Unkompliziert ist auch Dryopteris filix-mas (Gewöhnlicher Wurmfarn). Die stolzen, aufrecht wachsenden Wedel erreichen eine Höhe von bis zu einem Meter und kommen auch mit Trockenperioden gut zurecht. Dryopteris erythrosora (Rotschleierfarn) hingegen braucht etwas mehr Licht. Ihr kupferfarbenes Laub bringt eine ungewöhnliche Farbnote in den schattigen Garten, die mit anderen ähnlich gefärbten Pflanzen wie Epimedium 'Orange Königin' aufgegriffen werden sollte.
Interessante Blattformen
Die Wedel von Cyrtomium fortunei (Fortunei's Sichelfarn) setzen einen markanten Akzent. Diese japanische Art wird bis zu 40 cm hoch und bevorzugt sandige Böden. Sie bilden einen starken Kontrast zu den sehr feinen, leicht gefiederten Blättern der Adianthums. A. venustum (Venushaarfarn) erreicht eine Höhe von 30-40 cm und bildet langsam wachsende Büschel mit dünnen, schwarzen, drahtigen Stängeln, die mit farnartig gefiedertem, hellem Laub bedeckt sind, das täuschend zart aussieht. In Wirklichkeit handelt es sich um einen robusten Bodendecker für den Halbschatten. Seltener zum Verkauf angeboten wird A. pedatum (Pfauenradfarn). Ähnlich wie die anderen Arten, aber in diesem Fall breiten sich die Blätter auf den drahtigen Stängeln wie die Finger einer Hand zu einem sehr attraktiven Muster aus. Ebenso fein und bezaubernd finde ich Asplenium trichomanes (Braunstieliger Streifenfarn). Sie lieben es, in steinigen Ritzen zu wachsen. Sie sind das genaue Gegenteil von A. scolopendrium (Hirschzungenfarn), das wie die Phyllitis ein ganzes Blatt in glänzendem Grün hat. Sie sind sehr robust und wachsen praktisch überall.
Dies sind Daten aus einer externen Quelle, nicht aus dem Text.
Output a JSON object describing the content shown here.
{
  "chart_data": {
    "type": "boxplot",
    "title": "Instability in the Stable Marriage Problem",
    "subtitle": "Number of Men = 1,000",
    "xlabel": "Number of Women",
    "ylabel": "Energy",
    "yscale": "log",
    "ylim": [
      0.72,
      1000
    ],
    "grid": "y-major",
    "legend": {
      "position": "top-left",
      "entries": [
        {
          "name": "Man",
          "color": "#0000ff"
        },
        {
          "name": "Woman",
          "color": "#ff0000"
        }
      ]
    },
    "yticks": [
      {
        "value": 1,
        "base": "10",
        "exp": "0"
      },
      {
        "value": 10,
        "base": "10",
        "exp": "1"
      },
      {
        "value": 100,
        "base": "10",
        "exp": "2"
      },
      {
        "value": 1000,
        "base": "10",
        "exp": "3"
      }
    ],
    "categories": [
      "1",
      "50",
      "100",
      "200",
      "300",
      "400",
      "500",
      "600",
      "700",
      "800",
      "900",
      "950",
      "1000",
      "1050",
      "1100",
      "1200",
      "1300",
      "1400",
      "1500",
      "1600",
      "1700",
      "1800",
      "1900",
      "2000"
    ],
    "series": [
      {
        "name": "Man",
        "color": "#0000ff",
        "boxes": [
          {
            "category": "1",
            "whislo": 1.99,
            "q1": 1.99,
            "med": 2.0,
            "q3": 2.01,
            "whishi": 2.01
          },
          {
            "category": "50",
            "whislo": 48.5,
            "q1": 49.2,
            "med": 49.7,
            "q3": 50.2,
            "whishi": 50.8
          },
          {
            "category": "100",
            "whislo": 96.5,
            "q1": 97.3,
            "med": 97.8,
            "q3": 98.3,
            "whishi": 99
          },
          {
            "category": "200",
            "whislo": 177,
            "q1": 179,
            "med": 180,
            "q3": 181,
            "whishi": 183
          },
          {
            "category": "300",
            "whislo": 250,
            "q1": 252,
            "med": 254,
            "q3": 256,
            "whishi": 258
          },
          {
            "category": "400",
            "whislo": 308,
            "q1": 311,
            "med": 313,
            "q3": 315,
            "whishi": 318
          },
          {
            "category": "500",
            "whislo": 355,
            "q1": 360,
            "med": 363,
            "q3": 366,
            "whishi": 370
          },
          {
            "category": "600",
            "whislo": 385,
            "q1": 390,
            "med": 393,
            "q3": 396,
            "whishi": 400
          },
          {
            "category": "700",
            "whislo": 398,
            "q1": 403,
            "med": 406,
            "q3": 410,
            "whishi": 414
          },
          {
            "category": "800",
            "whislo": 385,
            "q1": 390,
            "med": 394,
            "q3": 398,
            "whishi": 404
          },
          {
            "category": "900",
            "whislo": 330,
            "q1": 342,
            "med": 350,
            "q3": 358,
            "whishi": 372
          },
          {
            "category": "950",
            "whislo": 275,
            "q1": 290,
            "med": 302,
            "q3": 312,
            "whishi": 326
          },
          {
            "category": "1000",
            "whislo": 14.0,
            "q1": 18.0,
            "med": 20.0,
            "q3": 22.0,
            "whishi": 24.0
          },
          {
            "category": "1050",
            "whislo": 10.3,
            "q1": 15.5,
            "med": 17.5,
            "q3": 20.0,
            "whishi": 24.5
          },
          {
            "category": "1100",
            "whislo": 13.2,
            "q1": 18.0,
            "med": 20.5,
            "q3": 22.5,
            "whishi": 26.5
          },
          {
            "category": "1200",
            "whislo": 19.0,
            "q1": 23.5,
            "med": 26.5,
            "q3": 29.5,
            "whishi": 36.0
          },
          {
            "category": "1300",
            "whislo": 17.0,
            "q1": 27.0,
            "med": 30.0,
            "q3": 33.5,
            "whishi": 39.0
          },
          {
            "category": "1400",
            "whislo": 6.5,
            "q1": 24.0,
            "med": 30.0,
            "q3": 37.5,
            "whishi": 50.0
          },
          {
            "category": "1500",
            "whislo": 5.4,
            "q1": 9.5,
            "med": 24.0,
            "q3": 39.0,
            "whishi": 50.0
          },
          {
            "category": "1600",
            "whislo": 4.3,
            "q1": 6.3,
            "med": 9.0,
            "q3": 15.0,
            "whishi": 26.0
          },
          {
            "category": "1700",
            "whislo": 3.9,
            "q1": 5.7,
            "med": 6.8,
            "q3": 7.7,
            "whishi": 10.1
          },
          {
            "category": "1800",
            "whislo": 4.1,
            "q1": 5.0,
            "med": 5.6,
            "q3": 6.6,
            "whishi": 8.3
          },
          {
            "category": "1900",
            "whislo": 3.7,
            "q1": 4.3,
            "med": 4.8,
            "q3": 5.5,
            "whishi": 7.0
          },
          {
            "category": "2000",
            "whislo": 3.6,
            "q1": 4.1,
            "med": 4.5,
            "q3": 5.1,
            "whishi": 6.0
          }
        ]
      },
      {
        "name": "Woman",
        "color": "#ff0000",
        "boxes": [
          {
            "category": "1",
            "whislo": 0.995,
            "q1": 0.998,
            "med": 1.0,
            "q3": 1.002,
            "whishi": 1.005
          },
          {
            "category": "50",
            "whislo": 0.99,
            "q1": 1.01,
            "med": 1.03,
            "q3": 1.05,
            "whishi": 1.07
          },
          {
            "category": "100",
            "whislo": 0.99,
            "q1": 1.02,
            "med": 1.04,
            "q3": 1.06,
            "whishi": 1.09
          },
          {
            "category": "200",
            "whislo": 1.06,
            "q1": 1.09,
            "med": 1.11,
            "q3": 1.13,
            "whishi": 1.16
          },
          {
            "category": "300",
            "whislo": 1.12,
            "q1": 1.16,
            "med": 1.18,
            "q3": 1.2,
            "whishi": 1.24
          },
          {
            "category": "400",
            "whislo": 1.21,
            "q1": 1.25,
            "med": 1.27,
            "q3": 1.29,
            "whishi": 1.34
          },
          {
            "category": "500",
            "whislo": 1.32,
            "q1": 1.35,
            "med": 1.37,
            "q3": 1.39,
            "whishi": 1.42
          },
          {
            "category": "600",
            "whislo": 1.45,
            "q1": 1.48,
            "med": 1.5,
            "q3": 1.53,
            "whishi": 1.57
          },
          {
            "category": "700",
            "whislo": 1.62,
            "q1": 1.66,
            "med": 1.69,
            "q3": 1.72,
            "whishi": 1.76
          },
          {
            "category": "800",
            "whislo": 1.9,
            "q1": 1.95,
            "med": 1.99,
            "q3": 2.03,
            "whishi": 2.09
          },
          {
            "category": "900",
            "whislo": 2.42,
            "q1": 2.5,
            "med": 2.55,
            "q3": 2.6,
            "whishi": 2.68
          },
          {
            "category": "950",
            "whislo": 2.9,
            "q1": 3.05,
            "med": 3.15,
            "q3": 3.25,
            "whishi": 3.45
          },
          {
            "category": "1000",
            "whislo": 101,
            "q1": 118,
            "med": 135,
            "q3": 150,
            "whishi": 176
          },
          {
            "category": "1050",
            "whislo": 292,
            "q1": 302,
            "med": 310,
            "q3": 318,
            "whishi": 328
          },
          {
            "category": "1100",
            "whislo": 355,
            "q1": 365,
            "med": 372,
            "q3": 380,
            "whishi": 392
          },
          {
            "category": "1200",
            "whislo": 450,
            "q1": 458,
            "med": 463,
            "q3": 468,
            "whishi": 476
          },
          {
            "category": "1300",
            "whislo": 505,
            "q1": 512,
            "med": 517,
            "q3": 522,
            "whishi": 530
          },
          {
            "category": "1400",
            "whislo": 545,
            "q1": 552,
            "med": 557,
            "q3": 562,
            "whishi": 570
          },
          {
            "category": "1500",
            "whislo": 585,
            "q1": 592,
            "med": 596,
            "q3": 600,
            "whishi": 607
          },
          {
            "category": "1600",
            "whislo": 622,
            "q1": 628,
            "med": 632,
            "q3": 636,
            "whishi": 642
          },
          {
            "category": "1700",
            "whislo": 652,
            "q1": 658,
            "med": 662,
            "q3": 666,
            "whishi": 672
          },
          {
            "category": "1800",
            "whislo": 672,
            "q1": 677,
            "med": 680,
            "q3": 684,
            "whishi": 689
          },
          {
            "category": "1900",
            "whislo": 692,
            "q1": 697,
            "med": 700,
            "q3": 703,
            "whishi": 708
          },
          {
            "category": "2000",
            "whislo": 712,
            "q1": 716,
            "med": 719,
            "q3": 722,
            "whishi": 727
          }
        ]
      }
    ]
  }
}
Mit dieser Auswahl sollten Sie einige interessante Blattpflanzen finden, um trübe Ecken aufzuhellen und Grün in die Winterlandschaft zu bringen.
Jetzt ist auch die Zeit, Grün ins Haus zu holen, um das Ende des Jahres und all die wunderbaren Dinge, die uns die Natur geschenkt hat, zu feiern und zu dekorieren. In der kommenden Woche ist die Wintersonnenwende, und die darauf folgenden Festtage sind eine gute Gelegenheit, einen Schritt zurückzutreten und den Anblick einfach nur zu genießen. Ich werde in den kommenden Wochen eine Pause einlegen und Ende Januar wieder zurück sein. Auch die Gartenakademie macht eine Pause und schließt ihre Pforten vom 24. Dezember bis zum 1. Februar. Ich wünsche Ihnen ein frohes Weihnachtsfest und ein friedliches neues Jahr!